I cannot begin to tell you how hard it is hearing your baby cry and maybe suffer but you have no idea what is bothering him or if he is possibly in any pain. I find myself constantly watching him to see if I can pickup clues of what got him frustrated. Most of the time I can see or at least guess but there times where I have no clue and feel feel like a lost duck. Swimming around endlessly hoping to comfort him so he would stop bawling and get some sleep. He’s only 2, he needs sleep to grow and learn. The idea of being helpless is so devastating. I watch him get frustrated and fall to the ground and hurt his knees. When that happens he gets more frustrated because he is now in pain. If I can take away his frustration I would do it in a heartbeat.

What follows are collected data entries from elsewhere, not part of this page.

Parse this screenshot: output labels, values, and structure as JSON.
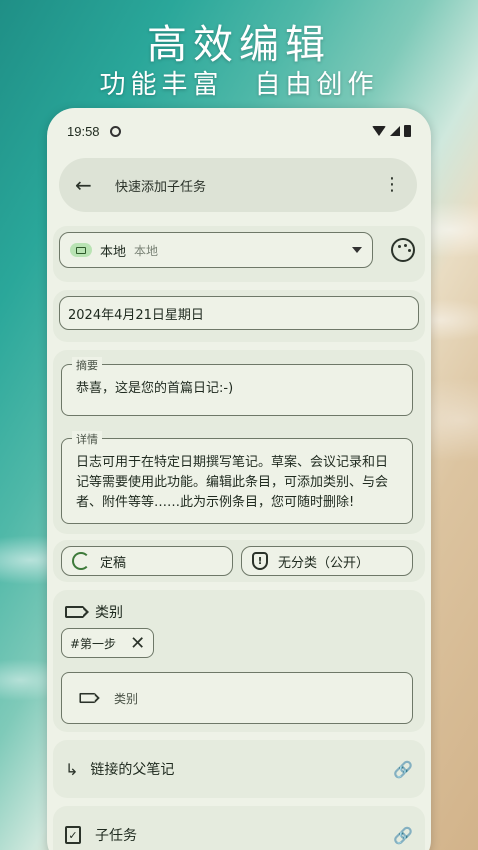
{
  "promo": {
    "headline": "高效编辑",
    "subline": "功能丰富　自由创作"
  },
  "status_bar": {
    "time": "19:58"
  },
  "toolbar": {
    "title": "快速添加子任务",
    "back_glyph": "←",
    "menu_glyph": "⋮"
  },
  "collection": {
    "name": "本地",
    "account": "本地"
  },
  "date": {
    "value": "2024年4月21日星期日"
  },
  "summary": {
    "label": "摘要",
    "value": "恭喜，这是您的首篇日记:-)"
  },
  "details": {
    "label": "详情",
    "value": "日志可用于在特定日期撰写笔记。草案、会议记录和日记等需要使用此功能。编辑此条目，可添加类别、与会者、附件等等……此为示例条目，您可随时删除!"
  },
  "status": {
    "state_label": "定稿",
    "classification_label": "无分类（公开）",
    "shield_glyph": "!"
  },
  "categories": {
    "header": "类别",
    "chips": [
      {
        "label": "#第一步"
      }
    ],
    "input_placeholder": "类别",
    "chip_remove_glyph": "✕"
  },
  "parent": {
    "label": "链接的父笔记",
    "arrow_glyph": "↳",
    "link_glyph": "🔗"
  },
  "subtasks": {
    "label": "子任务",
    "check_glyph": "✓",
    "link_glyph": "🔗"
  },
  "colors": {
    "surface": "#eef2e7",
    "card": "#e5ebde",
    "accent": "#3d7a3a",
    "chip_green": "#b9e3b3"
  },
  "icons": [
    "back-arrow-icon",
    "more-vert-icon",
    "folder-icon",
    "dropdown-icon",
    "palette-icon",
    "sync-icon",
    "shield-icon",
    "label-icon",
    "close-icon",
    "subdirectory-arrow-icon",
    "add-link-icon",
    "checkbox-icon",
    "wifi-icon",
    "signal-icon",
    "battery-icon"
  ]
}
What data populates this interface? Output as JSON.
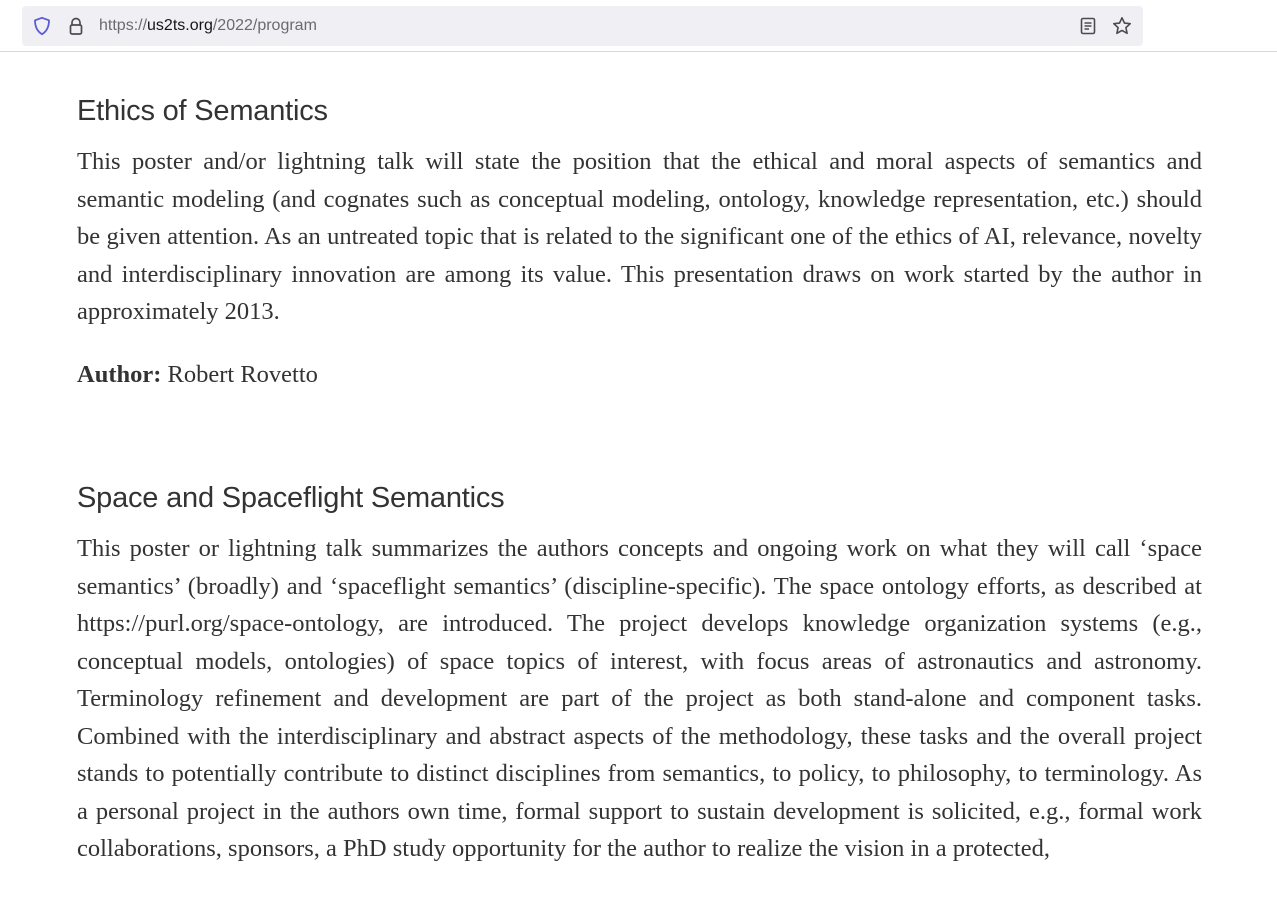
{
  "browser": {
    "url_scheme": "https://",
    "url_host": "us2ts.org",
    "url_path": "/2022/program"
  },
  "sections": [
    {
      "title": "Ethics of Semantics",
      "body": "This poster and/or lightning talk will state the position that the ethical and moral aspects of semantics and semantic modeling (and cognates such as conceptual modeling, ontology, knowledge representation, etc.) should be given attention. As an untreated topic that is related to the significant one of the ethics of AI, relevance, novelty and interdisciplinary innovation are among its value. This presentation draws on work started by the author in approximately 2013.",
      "author_label": "Author:",
      "author_name": "Robert Rovetto"
    },
    {
      "title": "Space and Spaceflight Semantics",
      "body": "This poster or lightning talk summarizes the authors concepts and ongoing work on what they will call ‘space semantics’ (broadly) and ‘spaceflight semantics’ (discipline-specific). The space ontology efforts, as described at https://purl.org/space-ontology, are introduced. The project develops knowledge organization systems (e.g., conceptual models, ontologies) of space topics of interest, with focus areas of astronautics and astronomy. Terminology refinement and development are part of the project as both stand-alone and component tasks. Combined with the interdisciplinary and abstract aspects of the methodology, these tasks and the overall project stands to potentially contribute to distinct disciplines from semantics, to policy, to philosophy, to terminology. As a personal project in the authors own time, formal support to sustain development is solicited, e.g., formal work collaborations, sponsors, a PhD study opportunity for the author to realize the vision in a protected,"
    }
  ]
}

Horrible night as he was extremely upset at something. The hardest part of autism is seeing him bawl his eyes out because it makes me so deeply sad. Something must be bothering him to a point he wants to hang his head to calm down. I read that is a coping mechanism as it takes their mind of whatever it is that is bothering them. Everyone has coping mechanisms, but watching your child hurt himself as a way to cope with something that is more painful than the self inflicting pain is simply too hard to bear. All the unknown, of why and what is going on in his head. I wish I can get a glimpse of what’s going on and offer some help. He is just a baby, my baby and I feel I’m failing to offer him the protection I want him to have. The struggle is too real and often too painful. I know, I know, you can’t bubble, shelter or even baby someone forever but he is just 2 years old. This husband of mine is so strong, I only wish I can have 10% of his strength. He always has the right encouraging word to make things just a tad better. I need the reminder that our JB will be alright and he just had a bad night like everyone else. He’s asleep now and he will be fine tomorrow. What on earth will I do without this husband of mine?